Five decades into the sexual revolution, “one of the most pressing and growing issues for social science researchers is not overpopulation,” said Eberstadt.  “Properly understood, it is under-population.”

“A great many people, especially in the increasingly-barren, graying west, are suffering from what some call an ‘epidemic of loneliness,’” she said.  “Fifty years after the embrace of the pill—and undeniably, because of the embrace of the pill—loneliness is spreading across the materially better-off countries of the planet.”

Eberstadt noted reports from around world.  In Japan, where 4,000 elderly die “lonely deaths” each week, “an entire industry has grown up . . . which specializes in cleaning up the apartments where decomposing remains are found.” And in Germany, “One in four Germans over seventy receives a visit less than once a month from friends and acquaintances.  And nearly one in ten is not visited by anyone anymore.”
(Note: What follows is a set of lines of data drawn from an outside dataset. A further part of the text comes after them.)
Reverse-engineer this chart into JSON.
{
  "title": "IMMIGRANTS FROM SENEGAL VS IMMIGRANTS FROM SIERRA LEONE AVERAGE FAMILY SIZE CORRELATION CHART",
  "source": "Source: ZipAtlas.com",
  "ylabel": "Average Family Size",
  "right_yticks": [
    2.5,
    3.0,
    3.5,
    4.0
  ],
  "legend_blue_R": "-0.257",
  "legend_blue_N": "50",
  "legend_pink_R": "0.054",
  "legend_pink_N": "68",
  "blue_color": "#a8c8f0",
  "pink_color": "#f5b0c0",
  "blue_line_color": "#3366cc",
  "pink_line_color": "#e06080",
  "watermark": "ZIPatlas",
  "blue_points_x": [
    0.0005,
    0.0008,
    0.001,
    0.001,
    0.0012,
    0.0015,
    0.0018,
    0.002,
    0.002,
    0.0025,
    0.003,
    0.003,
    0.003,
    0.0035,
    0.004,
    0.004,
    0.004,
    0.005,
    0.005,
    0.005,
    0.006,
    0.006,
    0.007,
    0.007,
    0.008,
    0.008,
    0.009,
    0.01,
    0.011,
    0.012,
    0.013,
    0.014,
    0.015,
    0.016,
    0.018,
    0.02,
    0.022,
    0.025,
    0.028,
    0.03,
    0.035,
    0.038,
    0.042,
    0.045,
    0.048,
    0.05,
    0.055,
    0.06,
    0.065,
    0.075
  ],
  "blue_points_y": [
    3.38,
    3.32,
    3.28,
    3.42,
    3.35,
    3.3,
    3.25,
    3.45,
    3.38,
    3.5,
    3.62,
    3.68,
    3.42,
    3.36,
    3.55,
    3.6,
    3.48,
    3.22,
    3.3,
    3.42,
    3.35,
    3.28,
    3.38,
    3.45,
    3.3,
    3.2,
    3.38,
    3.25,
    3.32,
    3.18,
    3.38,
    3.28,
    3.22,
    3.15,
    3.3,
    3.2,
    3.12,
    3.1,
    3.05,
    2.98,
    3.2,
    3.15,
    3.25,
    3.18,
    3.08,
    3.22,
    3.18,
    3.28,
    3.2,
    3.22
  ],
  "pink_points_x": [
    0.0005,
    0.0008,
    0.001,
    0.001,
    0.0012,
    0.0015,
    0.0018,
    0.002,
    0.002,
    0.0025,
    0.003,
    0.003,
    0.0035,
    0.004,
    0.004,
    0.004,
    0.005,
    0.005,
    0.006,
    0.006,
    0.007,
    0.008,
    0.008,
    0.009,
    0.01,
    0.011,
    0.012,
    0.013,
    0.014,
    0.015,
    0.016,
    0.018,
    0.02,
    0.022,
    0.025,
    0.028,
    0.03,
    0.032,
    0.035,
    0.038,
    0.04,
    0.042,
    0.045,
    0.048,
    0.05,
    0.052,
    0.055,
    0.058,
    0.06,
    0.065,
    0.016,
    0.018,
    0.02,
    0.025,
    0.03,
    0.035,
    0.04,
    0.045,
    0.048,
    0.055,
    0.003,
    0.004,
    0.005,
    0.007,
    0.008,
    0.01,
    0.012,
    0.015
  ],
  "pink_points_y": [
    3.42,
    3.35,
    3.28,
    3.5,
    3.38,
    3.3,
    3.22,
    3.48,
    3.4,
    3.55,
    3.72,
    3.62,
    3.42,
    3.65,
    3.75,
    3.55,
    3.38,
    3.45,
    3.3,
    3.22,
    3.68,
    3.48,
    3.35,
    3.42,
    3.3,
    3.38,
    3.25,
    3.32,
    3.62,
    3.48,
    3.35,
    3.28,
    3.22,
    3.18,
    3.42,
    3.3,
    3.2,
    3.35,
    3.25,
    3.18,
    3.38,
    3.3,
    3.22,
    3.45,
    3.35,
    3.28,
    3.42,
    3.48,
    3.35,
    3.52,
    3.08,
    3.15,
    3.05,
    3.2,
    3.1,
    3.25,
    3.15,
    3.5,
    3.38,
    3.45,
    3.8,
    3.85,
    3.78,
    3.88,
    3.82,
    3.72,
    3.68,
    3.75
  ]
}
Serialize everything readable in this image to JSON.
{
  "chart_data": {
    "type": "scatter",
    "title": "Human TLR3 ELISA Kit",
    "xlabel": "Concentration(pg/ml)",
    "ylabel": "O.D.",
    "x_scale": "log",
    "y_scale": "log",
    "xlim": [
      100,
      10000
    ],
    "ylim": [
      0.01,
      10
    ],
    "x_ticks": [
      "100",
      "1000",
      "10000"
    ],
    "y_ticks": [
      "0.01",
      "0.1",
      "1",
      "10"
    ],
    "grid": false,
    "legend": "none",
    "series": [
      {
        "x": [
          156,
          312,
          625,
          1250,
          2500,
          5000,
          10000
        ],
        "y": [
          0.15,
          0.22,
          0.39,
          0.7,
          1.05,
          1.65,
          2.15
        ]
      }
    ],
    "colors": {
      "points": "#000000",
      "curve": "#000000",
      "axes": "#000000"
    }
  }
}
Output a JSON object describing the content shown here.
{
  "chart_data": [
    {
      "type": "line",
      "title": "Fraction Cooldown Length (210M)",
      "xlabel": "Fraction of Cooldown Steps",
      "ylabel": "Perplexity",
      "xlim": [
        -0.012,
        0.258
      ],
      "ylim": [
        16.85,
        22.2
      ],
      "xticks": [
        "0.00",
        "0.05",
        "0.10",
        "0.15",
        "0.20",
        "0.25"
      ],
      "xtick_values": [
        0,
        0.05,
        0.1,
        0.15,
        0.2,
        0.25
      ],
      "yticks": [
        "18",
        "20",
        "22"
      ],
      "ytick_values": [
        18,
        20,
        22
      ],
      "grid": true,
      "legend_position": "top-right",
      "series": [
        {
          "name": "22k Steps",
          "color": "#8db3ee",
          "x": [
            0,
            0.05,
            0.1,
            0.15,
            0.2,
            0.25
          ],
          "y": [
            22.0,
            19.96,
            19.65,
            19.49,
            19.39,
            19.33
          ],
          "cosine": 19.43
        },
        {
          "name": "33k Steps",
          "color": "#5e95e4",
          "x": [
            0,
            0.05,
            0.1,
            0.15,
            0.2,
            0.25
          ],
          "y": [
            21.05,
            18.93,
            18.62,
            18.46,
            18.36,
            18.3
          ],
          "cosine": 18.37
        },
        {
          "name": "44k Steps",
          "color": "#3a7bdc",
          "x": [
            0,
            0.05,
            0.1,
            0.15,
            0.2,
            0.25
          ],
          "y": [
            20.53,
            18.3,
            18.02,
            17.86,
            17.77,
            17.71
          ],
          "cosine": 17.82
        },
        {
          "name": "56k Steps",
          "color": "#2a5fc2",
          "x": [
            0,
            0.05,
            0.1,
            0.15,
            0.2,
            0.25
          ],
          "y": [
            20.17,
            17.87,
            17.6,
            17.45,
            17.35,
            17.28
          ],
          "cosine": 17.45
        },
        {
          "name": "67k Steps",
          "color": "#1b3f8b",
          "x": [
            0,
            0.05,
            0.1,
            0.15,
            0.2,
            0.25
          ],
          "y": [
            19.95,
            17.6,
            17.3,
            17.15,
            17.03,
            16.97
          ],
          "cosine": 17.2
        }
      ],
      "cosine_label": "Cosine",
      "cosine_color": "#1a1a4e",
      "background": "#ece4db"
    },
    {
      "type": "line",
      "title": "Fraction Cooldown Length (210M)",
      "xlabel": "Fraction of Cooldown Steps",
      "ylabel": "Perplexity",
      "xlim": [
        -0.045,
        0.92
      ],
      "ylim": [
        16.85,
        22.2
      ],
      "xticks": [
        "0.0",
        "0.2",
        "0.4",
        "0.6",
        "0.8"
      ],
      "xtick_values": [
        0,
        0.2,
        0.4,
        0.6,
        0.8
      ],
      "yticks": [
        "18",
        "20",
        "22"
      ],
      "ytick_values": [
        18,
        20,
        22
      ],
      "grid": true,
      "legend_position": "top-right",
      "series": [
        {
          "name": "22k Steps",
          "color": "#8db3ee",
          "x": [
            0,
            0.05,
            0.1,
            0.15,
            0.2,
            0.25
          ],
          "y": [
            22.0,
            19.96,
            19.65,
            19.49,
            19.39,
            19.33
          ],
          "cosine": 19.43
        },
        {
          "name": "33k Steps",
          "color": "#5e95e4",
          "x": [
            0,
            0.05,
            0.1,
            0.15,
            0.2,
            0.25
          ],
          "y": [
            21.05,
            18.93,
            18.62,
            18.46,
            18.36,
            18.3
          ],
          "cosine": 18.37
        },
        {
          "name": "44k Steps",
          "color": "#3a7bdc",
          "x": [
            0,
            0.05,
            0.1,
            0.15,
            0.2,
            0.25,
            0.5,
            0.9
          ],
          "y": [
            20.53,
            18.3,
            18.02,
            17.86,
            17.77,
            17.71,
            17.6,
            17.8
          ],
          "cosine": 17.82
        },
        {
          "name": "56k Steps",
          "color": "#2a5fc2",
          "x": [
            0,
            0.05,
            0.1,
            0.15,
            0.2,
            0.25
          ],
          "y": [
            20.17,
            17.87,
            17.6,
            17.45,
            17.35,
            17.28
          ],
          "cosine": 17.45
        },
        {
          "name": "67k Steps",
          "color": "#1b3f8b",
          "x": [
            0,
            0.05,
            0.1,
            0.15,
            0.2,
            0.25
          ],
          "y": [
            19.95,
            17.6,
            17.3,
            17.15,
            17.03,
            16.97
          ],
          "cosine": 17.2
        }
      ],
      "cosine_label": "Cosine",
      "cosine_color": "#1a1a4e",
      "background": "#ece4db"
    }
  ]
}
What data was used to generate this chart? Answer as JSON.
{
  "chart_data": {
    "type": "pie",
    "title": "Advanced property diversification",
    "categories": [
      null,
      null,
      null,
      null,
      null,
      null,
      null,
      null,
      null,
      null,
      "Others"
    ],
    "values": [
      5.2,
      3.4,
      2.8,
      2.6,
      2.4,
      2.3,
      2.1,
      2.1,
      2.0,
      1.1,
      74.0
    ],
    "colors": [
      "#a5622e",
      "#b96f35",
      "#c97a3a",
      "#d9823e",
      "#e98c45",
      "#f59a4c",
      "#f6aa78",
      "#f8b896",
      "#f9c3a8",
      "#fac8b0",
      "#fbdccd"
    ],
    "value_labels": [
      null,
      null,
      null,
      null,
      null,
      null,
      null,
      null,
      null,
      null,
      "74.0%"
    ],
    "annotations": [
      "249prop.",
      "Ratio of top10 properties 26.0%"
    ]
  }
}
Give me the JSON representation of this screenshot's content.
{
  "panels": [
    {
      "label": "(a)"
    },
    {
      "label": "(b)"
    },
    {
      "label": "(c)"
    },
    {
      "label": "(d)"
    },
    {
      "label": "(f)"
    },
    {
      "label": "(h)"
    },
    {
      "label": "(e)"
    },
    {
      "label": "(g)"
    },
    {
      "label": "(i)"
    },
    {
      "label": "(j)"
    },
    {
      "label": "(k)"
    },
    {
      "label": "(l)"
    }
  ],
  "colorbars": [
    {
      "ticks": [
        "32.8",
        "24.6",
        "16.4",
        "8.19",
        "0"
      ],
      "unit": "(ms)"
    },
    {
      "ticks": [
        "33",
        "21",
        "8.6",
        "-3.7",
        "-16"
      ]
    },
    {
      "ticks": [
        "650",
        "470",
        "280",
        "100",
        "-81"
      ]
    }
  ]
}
“This epidemic of loneliness is a new form of human poverty, and it is abounding in societies awash in material wealth,” said Eberstadt.  “It doesn’t take a demographer to connect the dots between the pill and elderly loneliness, any more than it takes a theologian to understand that contraception and abortion are joined at the root.”

The Catholic Church was right

“In this moment of watchfulness inside and outside the Church, a global fellowship that includes more and more non-Catholics, knows the truths of Humanae Vitae and related teachings as truths, however unwanted or hard.  They are the latest pilgrims in a line stretching two thousand years back. They have sacrificed to stand where they do, and they sacrifice still—including by relinquishing the good opinion of a mocking world.”

“The Catholic Church was right to stand as a sign of contradiction to the devastation now surrounding us,” said Eberstadt, noting that accommodating the sexual revolution “has been an epic fail for the churches that have tried it.”

“Mocked and rejected in many places though it may be, [Humanae Vitae] got one of the biggest calls in history right.”